We have a Netatmo datalogger installed in our Environmental Technology Center. As a first project, we want to see how accurately we can infer the number of occupants from the observed carbon dioxide levels in the room.

Humans exhale carbon dioxide at a rate of approximately 250 mL per minute. In the classroom space where the sensor is installed, this corresponds to a 0.18 ppm per minute per person increase in the carbon dioxide level. By measuring the slopes of the carbon dioxide signal during class, we can infer the number of students.

The Netatmo interface allows us to download a CSV file which I can load using the pandas library.

In [1]:
%matplotlib inline
import matplotlib.pyplot as plt
import numpy as np
import pandas as pd
data = pd.read_csv('Main Room_6-2-2015.csv', 
                   skiprows=3,       # ignore the first 3 rows of data
                   sep=';',          # semicolon is used to separate data values
                   index_col=1,      # use column 1 as the dates to index the data
                   parse_dates=True) # convert the date string into a date object
In [2]:
<matplotlib.axes._subplots.AxesSubplot at 0x107525210>

I can define a function that takes the timestamp and the carbon dioxide for a range of time and perform a linear fit and infer the student attendance.

In [3]:
def process_data(begin, end, data, plot=False):
    x = data['Timestamp'][begin:end]
    x = x - x[0]
    y = data['CO2'][begin:end]

    fit = np.polyfit(x,y,1)
    room_ppm_per_second = fit[0]
    room_ppm_per_minute = room_ppm_per_second * 60
    ppm_per_student_per_minute = 0.176
    num_students = room_ppm_per_minute / ppm_per_student_per_minute

    if plot:
        yfit = np.polyval(fit, x)
        plt.plot(x, y)
        plt.plot(x, yfit)

    print('Start time = {}'.format(begin))
    print('End time = {}'.format(end))
    print('Carbon dioxide rate of increase {:.2f} ppm per minute'.format(room_ppm_per_minute))    
    print('Estimated number of students: {:.0f}'.format(num_students))
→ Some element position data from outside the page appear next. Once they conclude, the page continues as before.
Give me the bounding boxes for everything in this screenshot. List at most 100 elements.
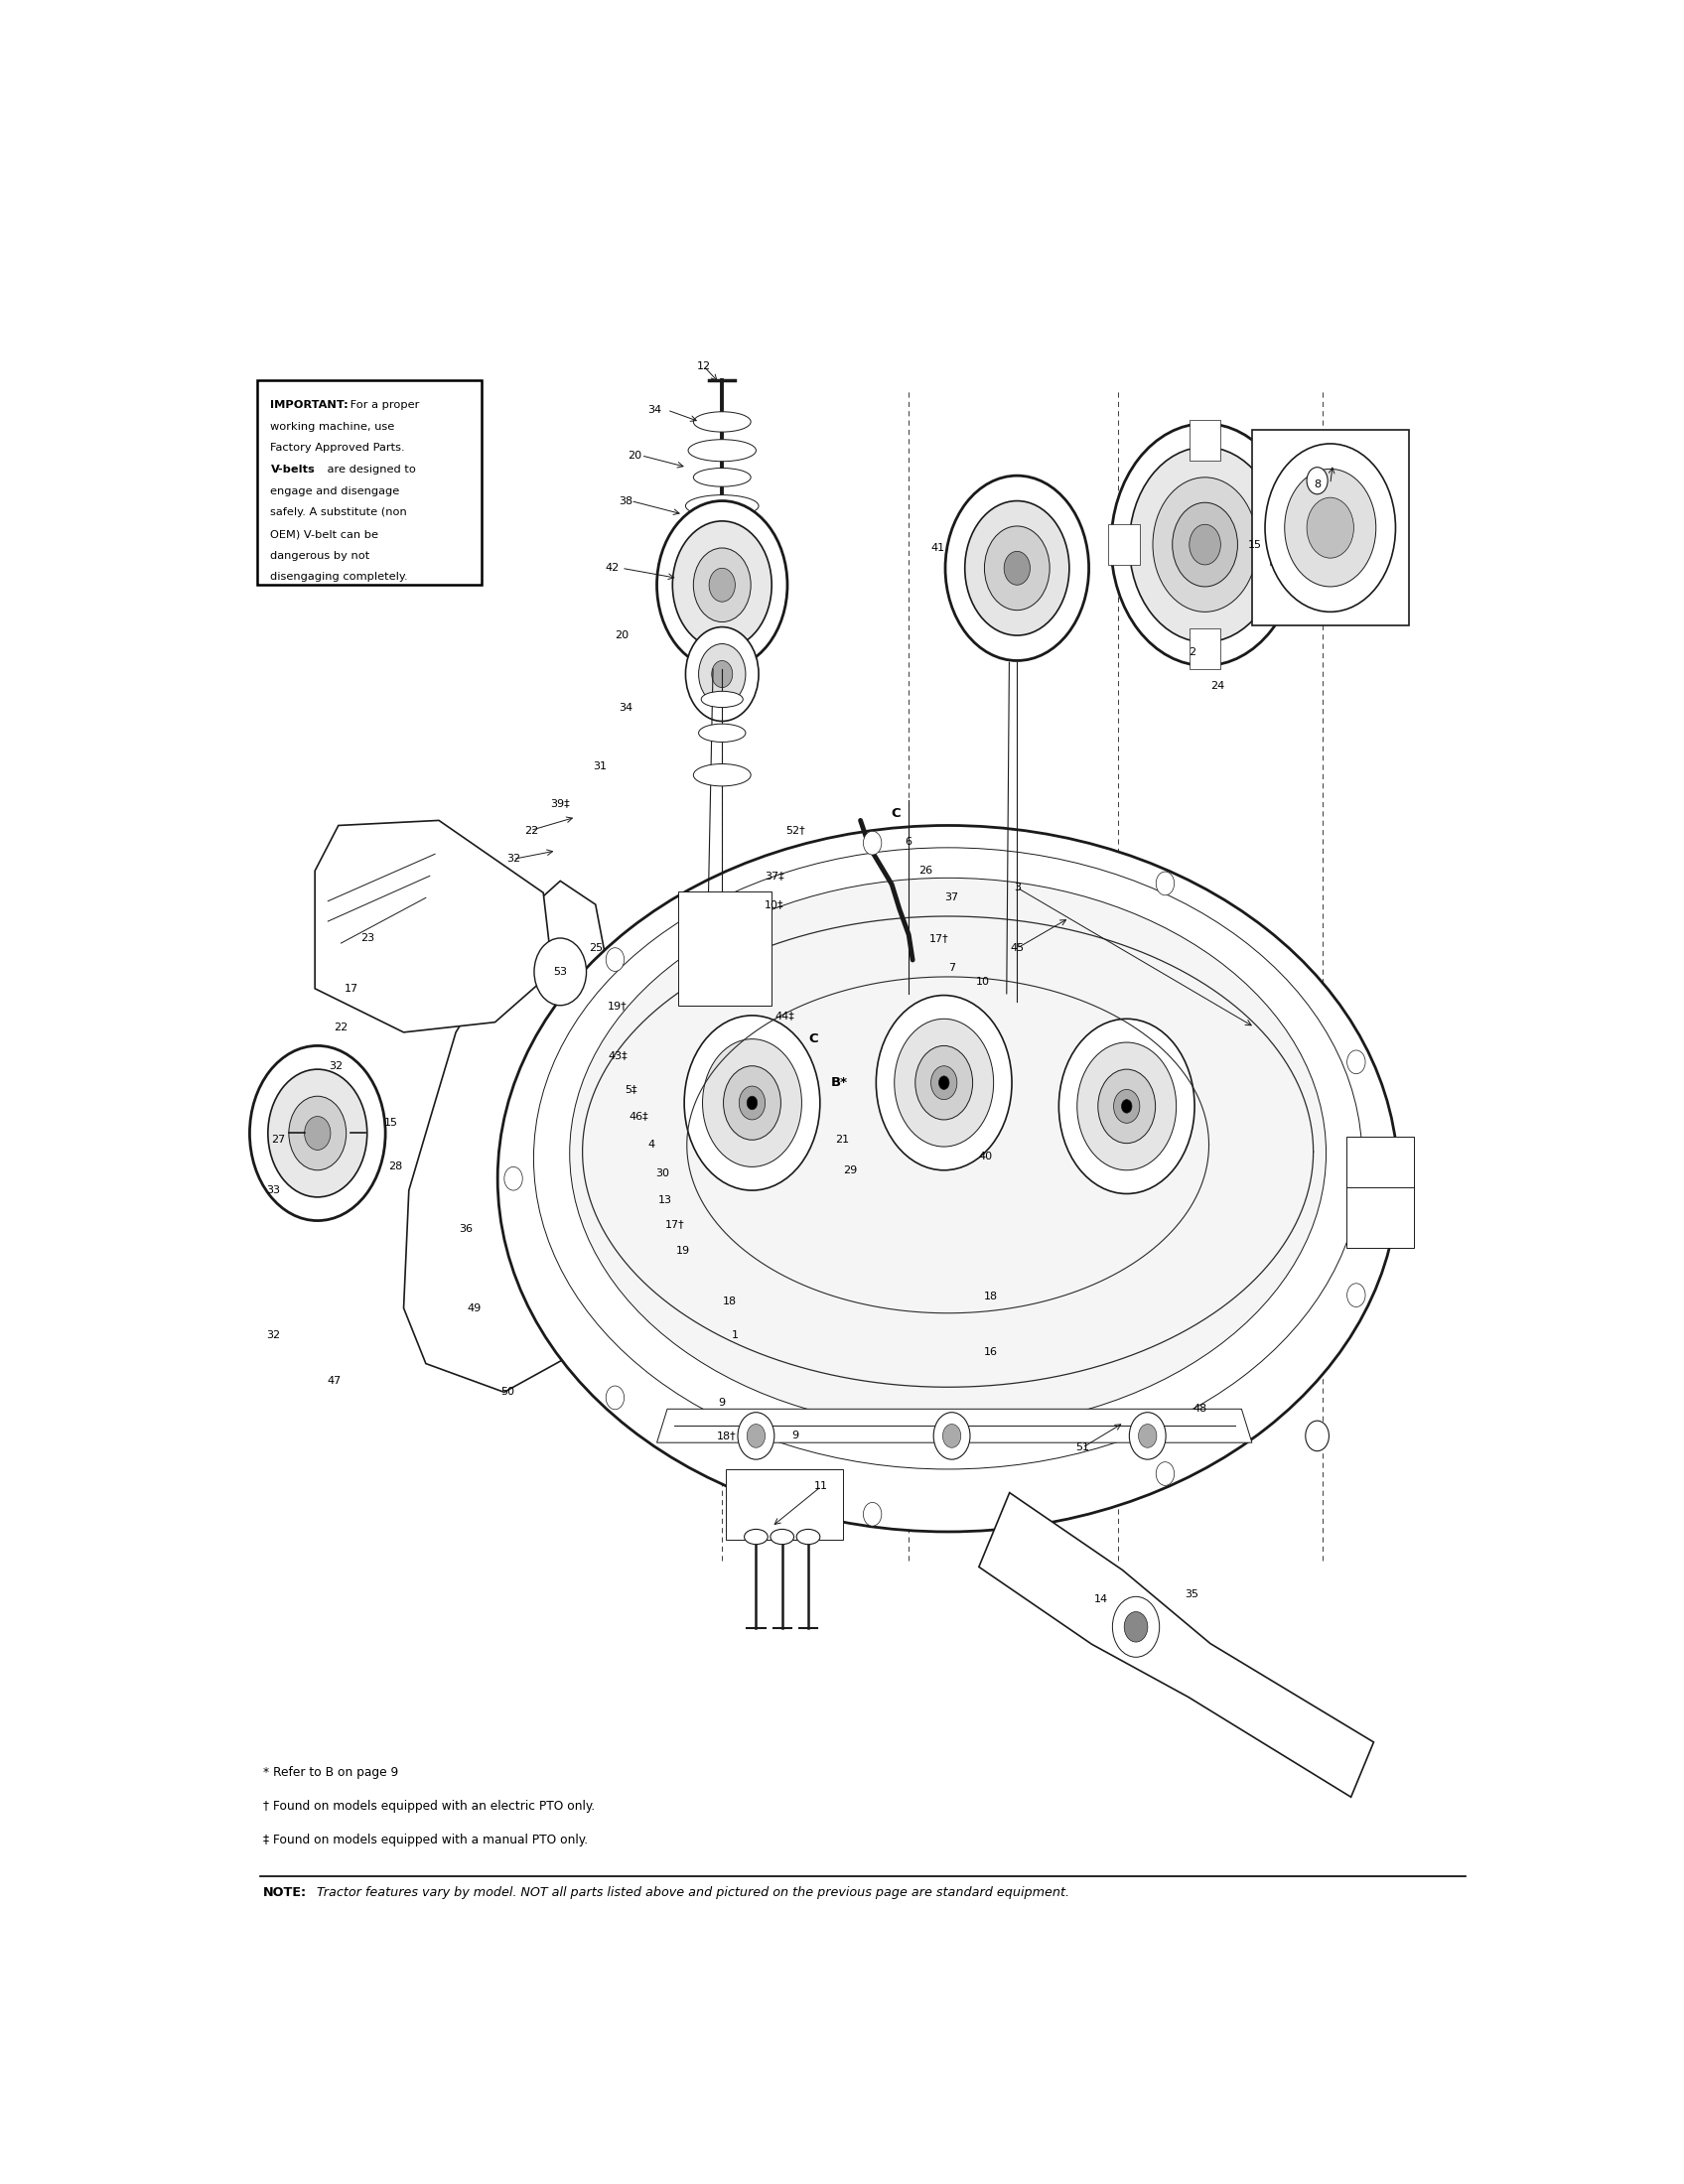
Text: 42: 42 (605, 563, 620, 572)
Circle shape (268, 1070, 367, 1197)
Ellipse shape (701, 692, 743, 708)
Text: 19: 19 (675, 1245, 690, 1256)
Circle shape (534, 939, 586, 1005)
Circle shape (1098, 1070, 1155, 1142)
Bar (1270, 524, 1302, 566)
Text: 52†: 52† (785, 826, 805, 836)
Bar (677, 891, 771, 1005)
Ellipse shape (694, 764, 751, 786)
Circle shape (1130, 1413, 1165, 1459)
Ellipse shape (569, 878, 1325, 1428)
Text: C: C (891, 808, 901, 821)
Text: C: C (808, 1033, 818, 1046)
Bar (726, 1470, 844, 1540)
Text: 27: 27 (271, 1136, 286, 1144)
Text: IMPORTANT:: IMPORTANT: (271, 400, 349, 411)
Circle shape (943, 1424, 962, 1448)
Circle shape (739, 1085, 765, 1120)
Text: 15: 15 (384, 1118, 397, 1129)
Text: 18†: 18† (716, 1431, 736, 1441)
Polygon shape (657, 1409, 1251, 1444)
Circle shape (1113, 1090, 1140, 1123)
Text: 29: 29 (844, 1166, 857, 1175)
Text: 37‡: 37‡ (765, 871, 785, 880)
Text: 26: 26 (919, 865, 933, 876)
Text: 16: 16 (983, 1348, 999, 1356)
Text: 48: 48 (1192, 1404, 1207, 1413)
Text: 20: 20 (615, 631, 628, 640)
Ellipse shape (534, 847, 1362, 1470)
Text: 51: 51 (1076, 1444, 1090, 1452)
Circle shape (709, 568, 736, 603)
Text: 49: 49 (466, 1304, 482, 1313)
Text: 50: 50 (502, 1387, 515, 1398)
Ellipse shape (797, 1529, 820, 1544)
Circle shape (864, 1503, 881, 1527)
Text: 33: 33 (266, 1186, 280, 1195)
Text: 25: 25 (588, 943, 603, 952)
Circle shape (1078, 1042, 1175, 1171)
Text: 5‡: 5‡ (625, 1085, 637, 1094)
Text: 17†: 17† (665, 1219, 685, 1230)
Circle shape (1059, 1020, 1194, 1195)
Ellipse shape (744, 1529, 768, 1544)
Text: 43‡: 43‡ (608, 1051, 628, 1061)
Circle shape (1285, 470, 1376, 587)
Text: 20: 20 (628, 450, 642, 461)
Text: 31: 31 (593, 762, 606, 771)
Circle shape (1347, 1284, 1366, 1306)
Text: 6: 6 (906, 836, 913, 847)
Text: 23: 23 (360, 933, 374, 943)
Text: 10: 10 (977, 976, 990, 987)
Text: are designed to: are designed to (323, 465, 416, 474)
Circle shape (1155, 1461, 1174, 1485)
Circle shape (985, 526, 1049, 609)
Bar (1108, 524, 1140, 566)
Text: 32: 32 (328, 1061, 344, 1070)
Circle shape (738, 1413, 775, 1459)
Circle shape (1155, 871, 1174, 895)
Text: 53: 53 (554, 968, 568, 976)
Text: 32: 32 (266, 1330, 280, 1341)
Text: engage and disengage: engage and disengage (271, 487, 399, 496)
Circle shape (1189, 524, 1221, 566)
Text: 41: 41 (931, 544, 945, 553)
Circle shape (699, 644, 746, 705)
Text: † Found on models equipped with an electric PTO only.: † Found on models equipped with an elect… (263, 1800, 594, 1813)
Text: ‡ Found on models equipped with a manual PTO only.: ‡ Found on models equipped with a manual… (263, 1832, 588, 1845)
Circle shape (931, 1066, 957, 1099)
Bar (1189, 629, 1221, 668)
Circle shape (938, 1077, 950, 1090)
Text: 8: 8 (1314, 478, 1320, 489)
Text: 17: 17 (345, 983, 359, 994)
Circle shape (712, 660, 733, 688)
Circle shape (1113, 1597, 1160, 1658)
Text: OEM) V-belt can be: OEM) V-belt can be (271, 529, 379, 539)
Circle shape (916, 1046, 973, 1120)
Text: 2: 2 (1189, 646, 1196, 657)
Circle shape (894, 1018, 994, 1147)
Bar (1189, 419, 1221, 461)
Ellipse shape (685, 496, 758, 518)
Polygon shape (404, 880, 613, 1391)
Text: 44‡: 44‡ (775, 1011, 795, 1020)
Text: 35: 35 (1186, 1590, 1199, 1599)
Circle shape (965, 500, 1069, 636)
Text: dangerous by not: dangerous by not (271, 550, 370, 561)
Text: 18: 18 (722, 1297, 738, 1306)
Circle shape (1305, 1422, 1329, 1450)
Text: For a proper: For a proper (347, 400, 419, 411)
Text: 12: 12 (697, 360, 711, 371)
Text: 1: 1 (731, 1330, 739, 1341)
Circle shape (1122, 1099, 1132, 1114)
Bar (1346, 1188, 1415, 1247)
Text: 18: 18 (983, 1291, 999, 1302)
Circle shape (249, 1046, 386, 1221)
Polygon shape (315, 821, 552, 1033)
Circle shape (606, 948, 625, 972)
Text: 24: 24 (1211, 681, 1226, 690)
Circle shape (305, 1116, 330, 1151)
Circle shape (748, 1424, 765, 1448)
Polygon shape (978, 1492, 1374, 1797)
Text: 47: 47 (327, 1376, 342, 1385)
Using this function, I can quickly look at different class times and infer the occupancy.

In [4]:
class_starts = (
                ('2015-01-28 09:10', '2015-01-28 10:00'),
                ('2015-01-29 10:00', '2015-01-29 11:00'),
                ('2015-01-26 09:10', '2015-01-26 10:30')

for begin, end in class_starts:
    process_data(begin, end, data, plot=True)
Start time = 2015-01-28 09:10
End time = 2015-01-28 10:00
Carbon dioxide rate of increase 7.03 ppm per minute
Estimated number of students: 40

Start time = 2015-01-29 10:00
End time = 2015-01-29 11:00
Carbon dioxide rate of increase 9.72 ppm per minute
Estimated number of students: 55

Start time = 2015-01-26 09:10
End time = 2015-01-26 10:30
Carbon dioxide rate of increase 6.34 ppm per minute
Estimated number of students: 36